C is trivial. A is developing. The component that’s missing, at the moment, is the database in B – or possibly, its primary key, because the Internet may already be the database. A Shazam for People (SfP) app doesn’t yet have the simple, indexed online look-up for individuals that conventional Shazam has for music. Indeed, this is where legislation may have some chance of preventing it. But is such a perfectly coherent organisational structure really necessary? And could it be effectively prevented?
Collecting information in piecemeal form and making it available (mostly) isn’t illegal: the Internet has been doing it for years; and searching for it obviously isn’t (on the whole). So can the reduction of an individual person to a single, global identifier – with its associated data repository, necessary for SfP, be either achieved … or stopped?

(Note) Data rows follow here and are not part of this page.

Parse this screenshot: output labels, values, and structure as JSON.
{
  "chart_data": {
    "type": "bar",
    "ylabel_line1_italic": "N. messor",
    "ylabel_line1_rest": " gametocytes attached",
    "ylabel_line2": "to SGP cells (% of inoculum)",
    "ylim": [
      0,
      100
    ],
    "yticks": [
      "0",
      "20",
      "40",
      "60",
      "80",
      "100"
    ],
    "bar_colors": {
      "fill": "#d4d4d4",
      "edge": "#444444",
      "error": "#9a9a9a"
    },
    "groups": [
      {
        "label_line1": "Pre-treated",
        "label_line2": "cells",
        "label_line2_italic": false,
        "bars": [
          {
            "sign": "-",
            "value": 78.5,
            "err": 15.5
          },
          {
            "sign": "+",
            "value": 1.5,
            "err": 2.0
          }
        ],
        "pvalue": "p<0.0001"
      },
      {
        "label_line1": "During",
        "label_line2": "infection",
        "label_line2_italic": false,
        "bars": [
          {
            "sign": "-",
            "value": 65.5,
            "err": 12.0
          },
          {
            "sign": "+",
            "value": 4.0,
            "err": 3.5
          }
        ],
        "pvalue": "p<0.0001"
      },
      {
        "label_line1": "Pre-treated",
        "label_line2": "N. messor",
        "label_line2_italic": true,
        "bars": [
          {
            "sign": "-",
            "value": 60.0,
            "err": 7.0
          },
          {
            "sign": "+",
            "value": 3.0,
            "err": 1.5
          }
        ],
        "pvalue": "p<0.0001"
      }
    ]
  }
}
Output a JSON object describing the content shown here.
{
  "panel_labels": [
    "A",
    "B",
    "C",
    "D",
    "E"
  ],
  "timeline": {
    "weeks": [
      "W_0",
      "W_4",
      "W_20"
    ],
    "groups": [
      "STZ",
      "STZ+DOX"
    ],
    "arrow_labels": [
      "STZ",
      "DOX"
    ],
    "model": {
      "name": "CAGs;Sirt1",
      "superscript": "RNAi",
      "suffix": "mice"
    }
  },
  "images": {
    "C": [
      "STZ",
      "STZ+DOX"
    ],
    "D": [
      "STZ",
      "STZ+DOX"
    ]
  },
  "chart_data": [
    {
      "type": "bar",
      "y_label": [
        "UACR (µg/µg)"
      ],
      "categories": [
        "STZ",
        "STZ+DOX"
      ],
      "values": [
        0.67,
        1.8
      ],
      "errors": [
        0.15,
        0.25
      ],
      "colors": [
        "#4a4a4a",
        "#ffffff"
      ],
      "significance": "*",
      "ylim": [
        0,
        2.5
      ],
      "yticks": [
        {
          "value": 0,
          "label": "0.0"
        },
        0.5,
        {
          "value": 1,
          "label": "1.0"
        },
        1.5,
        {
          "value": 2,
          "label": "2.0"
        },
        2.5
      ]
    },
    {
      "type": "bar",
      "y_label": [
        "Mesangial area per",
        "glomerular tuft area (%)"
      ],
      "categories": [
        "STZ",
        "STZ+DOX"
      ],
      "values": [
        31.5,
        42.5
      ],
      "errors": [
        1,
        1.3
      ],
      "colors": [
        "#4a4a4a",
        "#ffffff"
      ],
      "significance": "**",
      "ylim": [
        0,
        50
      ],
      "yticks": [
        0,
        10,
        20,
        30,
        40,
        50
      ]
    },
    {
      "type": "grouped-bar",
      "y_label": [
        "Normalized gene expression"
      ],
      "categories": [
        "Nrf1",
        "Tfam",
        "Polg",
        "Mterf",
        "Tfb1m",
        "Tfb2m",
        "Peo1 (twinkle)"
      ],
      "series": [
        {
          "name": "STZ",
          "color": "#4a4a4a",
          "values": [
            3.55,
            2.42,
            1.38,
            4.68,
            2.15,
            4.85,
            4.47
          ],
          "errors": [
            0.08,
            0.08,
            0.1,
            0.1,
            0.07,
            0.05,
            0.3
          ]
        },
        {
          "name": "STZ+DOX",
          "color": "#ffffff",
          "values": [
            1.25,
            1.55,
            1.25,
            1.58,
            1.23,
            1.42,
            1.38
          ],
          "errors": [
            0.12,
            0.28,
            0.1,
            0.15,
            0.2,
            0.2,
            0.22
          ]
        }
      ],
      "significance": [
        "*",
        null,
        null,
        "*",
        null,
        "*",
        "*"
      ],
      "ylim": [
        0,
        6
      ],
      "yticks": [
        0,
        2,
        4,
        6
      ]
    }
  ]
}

Well, an email address, just as one example, is already a unique global identifier – used by many existing systems as ID. (No, not everyone currently has anything like an email address but project this whole discussion into the future.) Also, for some of us, information networks are springing up everywhere: in some cases, by our own hand (LinkedIn, Facebook, etc.); in others, independently (Google Scholar, for example). It’s not difficult to imagine these, and newer – more general, systems both expanding to cover larger numbers of people over the next few years and widening their spheres of interest as ‘Internet of Things’ technology makes more information available. It’s debatable whether these individual sources will ever get merged into a single ‘information super-page’ for everyone but the SfP software probably doesn’t need this – or an index to it: it will know where to look anyway. Unfortunately, this harvesting and storing of information centrally, or centralised indexing to multiple sources, may have been the only points at which data-protection legislation could have made any of this process illegal. Enforceably illegal, that is. But, without some form of protection, what might the future hold? Internet-based ‘big-data’ type analysis is already dredging up material many had hoped was buried in the past. What could happen in real–time when we combine accurate individual recognition, huge personal data-banks, fully integrated searches, opportunistic capitalism and anytime/anywhere delivery of results?